Chairman of the World Commission on Protected Areas, Mr Adrian Philips, said heritage conservation in the next century must focus on a holistic approach to landscape, rather than on the protection of individual sites.
The conference in Tullamore, Co Offaly, formed part of a discussion in advance of a Heritage Council submission to the Government on landscape preservation policy expected next year.
Ireland's protected areas, estimated by the UN at less than 1 per cent, must be expanded and strengthened to face the "daunting conservation prospects" of the next century, said Mr Philips.
However, he warned that protected areas, while necessary, were not sufficient to ensure the long-term sustainability of landscape. "There is now a consensus that conservation depends on a combination of protected areas and general policies for environmental protection - and the linking of these two complementary approaches."

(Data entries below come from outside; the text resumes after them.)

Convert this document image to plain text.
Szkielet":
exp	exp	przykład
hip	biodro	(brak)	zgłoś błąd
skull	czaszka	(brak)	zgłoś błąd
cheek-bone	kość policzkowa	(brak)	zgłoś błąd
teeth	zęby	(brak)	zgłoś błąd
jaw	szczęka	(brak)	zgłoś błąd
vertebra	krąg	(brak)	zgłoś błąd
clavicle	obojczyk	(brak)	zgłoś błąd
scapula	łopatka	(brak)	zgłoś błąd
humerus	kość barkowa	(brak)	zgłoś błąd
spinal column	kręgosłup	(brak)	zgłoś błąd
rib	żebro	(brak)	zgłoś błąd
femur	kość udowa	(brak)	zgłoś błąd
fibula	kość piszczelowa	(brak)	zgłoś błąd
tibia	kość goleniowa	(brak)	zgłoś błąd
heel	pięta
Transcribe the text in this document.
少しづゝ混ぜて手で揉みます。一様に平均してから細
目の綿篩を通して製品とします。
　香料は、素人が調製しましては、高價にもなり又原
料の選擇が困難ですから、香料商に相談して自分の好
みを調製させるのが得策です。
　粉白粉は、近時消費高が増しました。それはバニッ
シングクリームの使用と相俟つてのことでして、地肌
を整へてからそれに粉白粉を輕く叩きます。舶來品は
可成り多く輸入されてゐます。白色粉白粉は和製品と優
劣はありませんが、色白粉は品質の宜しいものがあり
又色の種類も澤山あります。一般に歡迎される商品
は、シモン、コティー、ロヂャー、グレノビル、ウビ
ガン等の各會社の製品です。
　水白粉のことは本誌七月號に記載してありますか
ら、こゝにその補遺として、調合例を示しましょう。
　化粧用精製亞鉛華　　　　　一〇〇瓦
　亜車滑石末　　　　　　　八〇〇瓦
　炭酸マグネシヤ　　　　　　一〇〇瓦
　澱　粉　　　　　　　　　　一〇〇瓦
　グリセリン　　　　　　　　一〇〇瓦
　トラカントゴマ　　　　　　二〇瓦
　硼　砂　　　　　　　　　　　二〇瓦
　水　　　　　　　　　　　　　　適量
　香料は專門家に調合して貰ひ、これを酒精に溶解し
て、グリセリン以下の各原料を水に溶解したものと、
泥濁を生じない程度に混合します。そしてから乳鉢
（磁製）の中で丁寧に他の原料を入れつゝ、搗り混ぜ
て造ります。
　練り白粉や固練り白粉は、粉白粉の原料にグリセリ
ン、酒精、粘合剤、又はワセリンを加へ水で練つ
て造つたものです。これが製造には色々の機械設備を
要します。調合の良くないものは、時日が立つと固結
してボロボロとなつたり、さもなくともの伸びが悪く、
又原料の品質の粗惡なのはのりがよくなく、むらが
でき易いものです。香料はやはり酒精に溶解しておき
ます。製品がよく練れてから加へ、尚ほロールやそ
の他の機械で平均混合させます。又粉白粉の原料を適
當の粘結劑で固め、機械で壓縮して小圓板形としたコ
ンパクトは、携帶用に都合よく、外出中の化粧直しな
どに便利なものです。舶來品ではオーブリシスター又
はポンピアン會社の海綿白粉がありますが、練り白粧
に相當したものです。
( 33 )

The concept of landscape, the environment in which ordinary people live and work, would provide "the means by which societies can address heritage priorities in a more integrated manner in the coming centuries".
The role of public opinion in future environmental protection would be crucial, the Minister for Arts, Heritage, Gaeltacht and the Islands, Ms de Valera, told delegates.
"Ensuring the viability of such local communities can be the best way to ensure the preservation of such related qualities as traditional land use practices, social cohesion and way of life, all of which impact on landscape integrity."
She warned of the effects on landscapes of the emergence of "tourism saturation" on the Aran Islands.